Di lantai ini banyak dipajang beraneka peralatan perang dan gambaran suasana pada masa itu, beserta keterangannya. tak hanya itu saja, jika ingin lebih merasakan dan melihat bagaimana kondisi pada saat itu, kalian bisa masuk kedalam ruang diorama yang khusus menyajikan tayangan animasi, disertai audio sebagai penjelasan sejarah, yang bisa kita pilih jenis bahasanya.
“perjuanganku lebih mudah karena mengusir penjajah, tetapi perjuangamu akan lebih sulit karena melawan bangsamu sendiri”.- Bung Karno
Setelah puas berkeliling, kami pun turun dan berpapasan dengan rombongan opa dan oma yang cukup takzim mengamati setiap barang bersejarah di sana, dengan berbagai komentar kekagumannya, oh iya di sini juga menjual souvenir bertemakan perjuangan dengan harga bervariasi dan juga terdapat photo booth, dengan latar belakang lukisan suro dan boyo serta gambar pahlawan proklamator Republik Indonesia.
Suroboyo Bus
Dengan aplikasi GoBis saya pun mencari posisi bus dan lokasi halte terdekat, namun sayangnya batere HP saya drop dan saya hanya menangkap posisi terakhir bus yang akan melintas nanti, sedangkan halte, kami belum dapatkan posisi terdekat.

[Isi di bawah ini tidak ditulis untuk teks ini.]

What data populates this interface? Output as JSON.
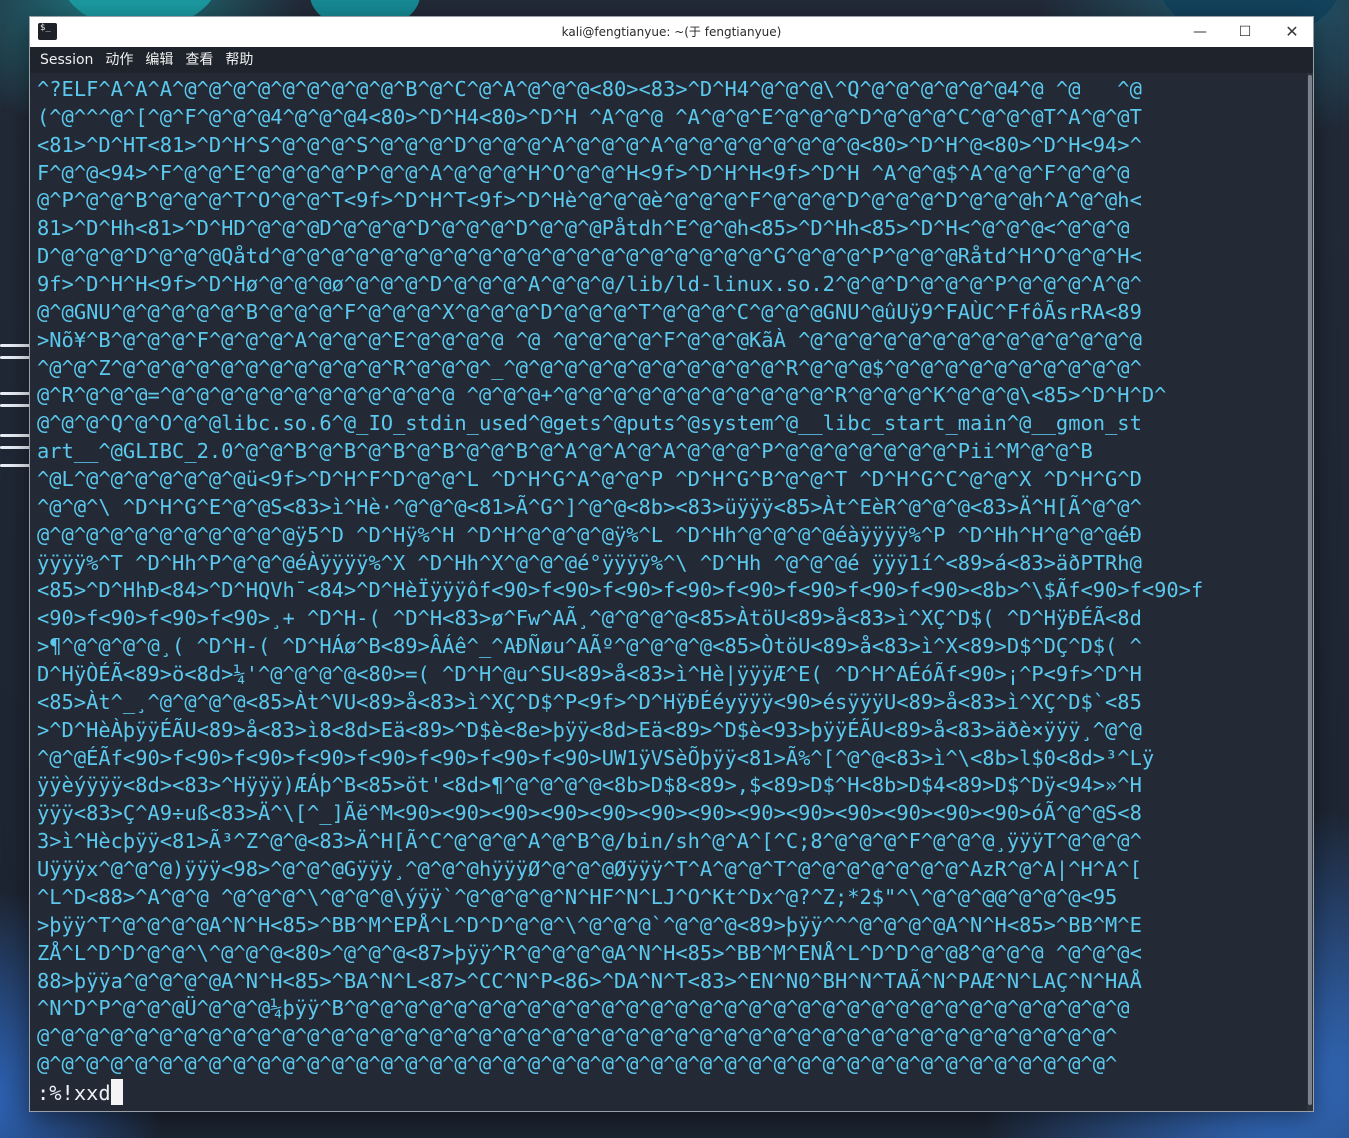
{
  "window": {
    "title": "kali@fengtianyue: ~(于 fengtianyue)",
    "app_icon_glyph": "$_",
    "controls": {
      "minimize": "—",
      "maximize": "☐",
      "close": "✕"
    }
  },
  "menu": [
    "Session",
    "动作",
    "编辑",
    "查看",
    "帮助"
  ],
  "terminal": {
    "lines": [
      "^?ELF^A^A^A^@^@^@^@^@^@^@^@^@^B^@^C^@^A^@^@^@<80><83>^D^H4^@^@^@\\^Q^@^@^@^@^@^@4^@ ^@   ^@",
      "(^@^^^@^[^@^F^@^@^@4^@^@^@4<80>^D^H4<80>^D^H ^A^@^@ ^A^@^@^E^@^@^@^D^@^@^@^C^@^@^@T^A^@^@T",
      "<81>^D^HT<81>^D^H^S^@^@^@^S^@^@^@^D^@^@^@^A^@^@^@^A^@^@^@^@^@^@^@^@<80>^D^H^@<80>^D^H<94>^",
      "F^@^@<94>^F^@^@^E^@^@^@^@^P^@^@^A^@^@^@^H^O^@^@^H<9f>^D^H^H<9f>^D^H ^A^@^@$^A^@^@^F^@^@^@",
      "@^P^@^@^B^@^@^@^T^O^@^@^T<9f>^D^H^T<9f>^D^Hè^@^@^@è^@^@^@^F^@^@^@^D^@^@^@^D^@^@^@h^A^@^@h<",
      "81>^D^Hh<81>^D^HD^@^@^@D^@^@^@^D^@^@^@^D^@^@^@Påtdh^E^@^@h<85>^D^Hh<85>^D^H<^@^@^@<^@^@^@",
      "D^@^@^@^D^@^@^@Qåtd^@^@^@^@^@^@^@^@^@^@^@^@^@^@^@^@^@^@^@^@^G^@^@^@^P^@^@^@Råtd^H^O^@^@^H<",
      "9f>^D^H^H<9f>^D^Hø^@^@^@ø^@^@^@^D^@^@^@^A^@^@^@/lib/ld-linux.so.2^@^@^D^@^@^@^P^@^@^@^A^@^",
      "@^@GNU^@^@^@^@^@^B^@^@^@^F^@^@^@^X^@^@^@^D^@^@^@^T^@^@^@^C^@^@^@GNU^@ûUÿ9^FAÙC^FfôÃsrRA<89",
      ">Nõ¥^B^@^@^@^F^@^@^@^A^@^@^@^E^@^@^@^@ ^@ ^@^@^@^@^F^@^@^@KãÀ ^@^@^@^@^@^@^@^@^@^@^@^@^@^@",
      "^@^@^Z^@^@^@^@^@^@^@^@^@^@^@^R^@^@^@^_^@^@^@^@^@^@^@^@^@^@^@^R^@^@^@$^@^@^@^@^@^@^@^@^@^@^",
      "@^R^@^@^@=^@^@^@^@^@^@^@^@^@^@^@^@ ^@^@^@+^@^@^@^@^@^@^@^@^@^@^@^R^@^@^@^K^@^@^@\\<85>^D^H^D^",
      "@^@^@^Q^@^O^@^@libc.so.6^@_IO_stdin_used^@gets^@puts^@system^@__libc_start_main^@__gmon_st",
      "art__^@GLIBC_2.0^@^@^B^@^B^@^B^@^B^@^@^B^@^A^@^A^@^A^@^@^@^P^@^@^@^@^@^@^@^Pii^M^@^@^B",
      "^@L^@^@^@^@^@^@^@ü<9f>^D^H^F^D^@^@^L ^D^H^G^A^@^@^P ^D^H^G^B^@^@^T ^D^H^G^C^@^@^X ^D^H^G^D",
      "^@^@^\\ ^D^H^G^E^@^@S<83>ì^Hè·^@^@^@<81>Ã^G^]^@^@<8b><83>üÿÿÿ<85>Àt^EèR^@^@^@<83>Ä^H[Ã^@^@^",
      "@^@^@^@^@^@^@^@^@^@^@ÿ5^D ^D^Hÿ%^H ^D^H^@^@^@^@ÿ%^L ^D^Hh^@^@^@^@éàÿÿÿÿ%^P ^D^Hh^H^@^@^@éÐ",
      "ÿÿÿÿ%^T ^D^Hh^P^@^@^@éÀÿÿÿÿ%^X ^D^Hh^X^@^@^@é°ÿÿÿÿ%^\\ ^D^Hh ^@^@^@é ÿÿÿ1í^<89>á<83>äðPTRh@",
      "<85>^D^HhÐ<84>^D^HQVh¯<84>^D^HèÏÿÿÿôf<90>f<90>f<90>f<90>f<90>f<90>f<90>f<90><8b>^\\$Ãf<90>f<90>f",
      "<90>f<90>f<90>f<90>¸+ ^D^H-( ^D^H<83>ø^Fw^AÃ¸^@^@^@^@<85>ÀtöU<89>å<83>ì^XÇ^D$( ^D^HÿÐÉÃ<8d",
      ">¶^@^@^@^@¸( ^D^H-( ^D^HÁø^B<89>ÂÁê^_^AÐÑøu^AÃº^@^@^@^@<85>ÒtöU<89>å<83>ì^X<89>D$^DÇ^D$( ^",
      "D^HÿÒÉÃ<89>ö<8d>¼'^@^@^@^@<80>=( ^D^H^@u^SU<89>å<83>ì^Hè|ÿÿÿÆ^E( ^D^H^AÉóÃf<90>¡^P<9f>^D^H",
      "<85>Àt^_¸^@^@^@^@<85>Àt^VU<89>å<83>ì^XÇ^D$^P<9f>^D^HÿÐÉéyÿÿÿ<90>ésÿÿÿU<89>å<83>ì^XÇ^D$`<85",
      ">^D^HèÀþÿÿÉÃU<89>å<83>ì8<8d>Eä<89>^D$è<8e>þÿÿ<8d>Eä<89>^D$è<93>þÿÿÉÃU<89>å<83>äðè×ÿÿÿ¸^@^@",
      "^@^@ÉÃf<90>f<90>f<90>f<90>f<90>f<90>f<90>f<90>UW1ÿVSèÕþÿÿ<81>Ã%^[^@^@<83>ì^\\<8b>l$0<8d>³^Lÿ",
      "ÿÿèýÿÿÿ<8d><83>^Hÿÿÿ)ÆÁþ^B<85>öt'<8d>¶^@^@^@^@<8b>D$8<89>,$<89>D$^H<8b>D$4<89>D$^Dÿ<94>»^H",
      "ÿÿÿ<83>Ç^A9÷uß<83>Ä^\\[^_]Ãë^M<90><90><90><90><90><90><90><90><90><90><90><90><90>óÃ^@^@S<8",
      "3>ì^Hècþÿÿ<81>Ã³^Z^@^@<83>Ä^H[Ã^C^@^@^@^A^@^B^@/bin/sh^@^A^[^C;8^@^@^@^F^@^@^@¸ÿÿÿT^@^@^@^",
      "Uÿÿÿx^@^@^@)ÿÿÿ<98>^@^@^@Gÿÿÿ¸^@^@^@hÿÿÿØ^@^@^@Øÿÿÿ^T^A^@^@^T^@^@^@^@^@^@^@^AzR^@^A|^H^A^[",
      "^L^D<88>^A^@^@ ^@^@^@^\\^@^@^@\\ýÿÿ`^@^@^@^@^N^HF^N^LJ^O^Kt^Dx^@?^Z;*2$\"^\\^@^@^@@^@^@^@<95",
      ">þÿÿ^T^@^@^@^@A^N^H<85>^BB^M^EPÅ^L^D^D^@^@^\\^@^@^@`^@^@^@<89>þÿÿ^^^@^@^@^@A^N^H<85>^BB^M^E",
      "ZÅ^L^D^D^@^@^\\^@^@^@<80>^@^@^@<87>þÿÿ^R^@^@^@^@A^N^H<85>^BB^M^ENÅ^L^D^D^@^@8^@^@^@ ^@^@^@<",
      "88>þÿÿa^@^@^@^@A^N^H<85>^BA^N^L<87>^CC^N^P<86>^DA^N^T<83>^EN^N0^BH^N^TAÃ^N^PAÆ^N^LAÇ^N^HAÅ",
      "^N^D^P^@^@^@Ü^@^@^@¼þÿÿ^B^@^@^@^@^@^@^@^@^@^@^@^@^@^@^@^@^@^@^@^@^@^@^@^@^@^@^@^@^@^@^@^@",
      "@^@^@^@^@^@^@^@^@^@^@^@^@^@^@^@^@^@^@^@^@^@^@^@^@^@^@^@^@^@^@^@^@^@^@^@^@^@^@^@^@^@^@^@^",
      "@^@^@^@^@^@^@^@^@^@^@^@^@^@^@^@^@^@^@^@^@^@^@^@^@^@^@^@^@^@^@^@^@^@^@^@^@^@^@^@^@^@^@^@^"
    ],
    "command": ":%!xxd"
  }
}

Kami berputar-berputar mencari halte berdasarkan gambaran peta yang sempat kami tangkap, namun sayangnya gagal. karena memang SB ini tidak mempunyai halte atau tanda yang cukup terlihat, kami pun bertanya ke beberapa orang yang melintas maupun yang mangkal, mereka pun kebanyakan tidak tahu kalau ada angkutan masal seperti Suroboyo Bus ini.
Baca juga : Bepergian dengan bis antar kota, dengan bayi 7 bulan
Dan pada akhirnya kami putuskan untuk naik di awal mula tempat kami turun, depan The Crown Ballroom, tidak sampai setengah jam, Bus Suroboyo melintas, segera saja kami berlari naik ke dalam.
Kondisi Bus ternyata sedang penuh anak sekolahan yang memenuhi bangku-bangku prioritas, terpaksa beberapa manula, lansia, ibu dan anak hanya bisa berdiri bergelantungan dan berpegangan pada tiang-tiang bus yang bisa dijangkau tangan.
Sebelumnya saya pernah bertanya- bertanya, tentang pendingin ruangan bus ini jika kondisi ramai, ternyata temperatur suhu di dalam bis tidak panas, tidak bikin gerah dan satu hal lagi tidak ada asap rokok, karena bus ini memang bebas asap rokok.
Karena hampir tidak ada tempat untuk kami duduk, kami pun terpaksa berdiri, termasuk Emil dan beberapa balita.
” mbak, jangan berdiri di situ, saya habis kejepit pintu tadi “
Oh iya jika berencana PP ( pulang – pergi ) tiket print yang diberi petugas ketika awal mula naik jangan sampai rusak dan hilang ya, karena karcis tersebut berfungsi untuk menghitung waktu, jika lewat waktu dari 2 jam maka berlaku tiket baru.
Untungnya kami tidak, jadi dari awal keberangkatan dari Terminal Purabaya sampai turun di Tugu Pahlawan, lalu pulang, jarak tiket kami tidak lebih dari 2 jam.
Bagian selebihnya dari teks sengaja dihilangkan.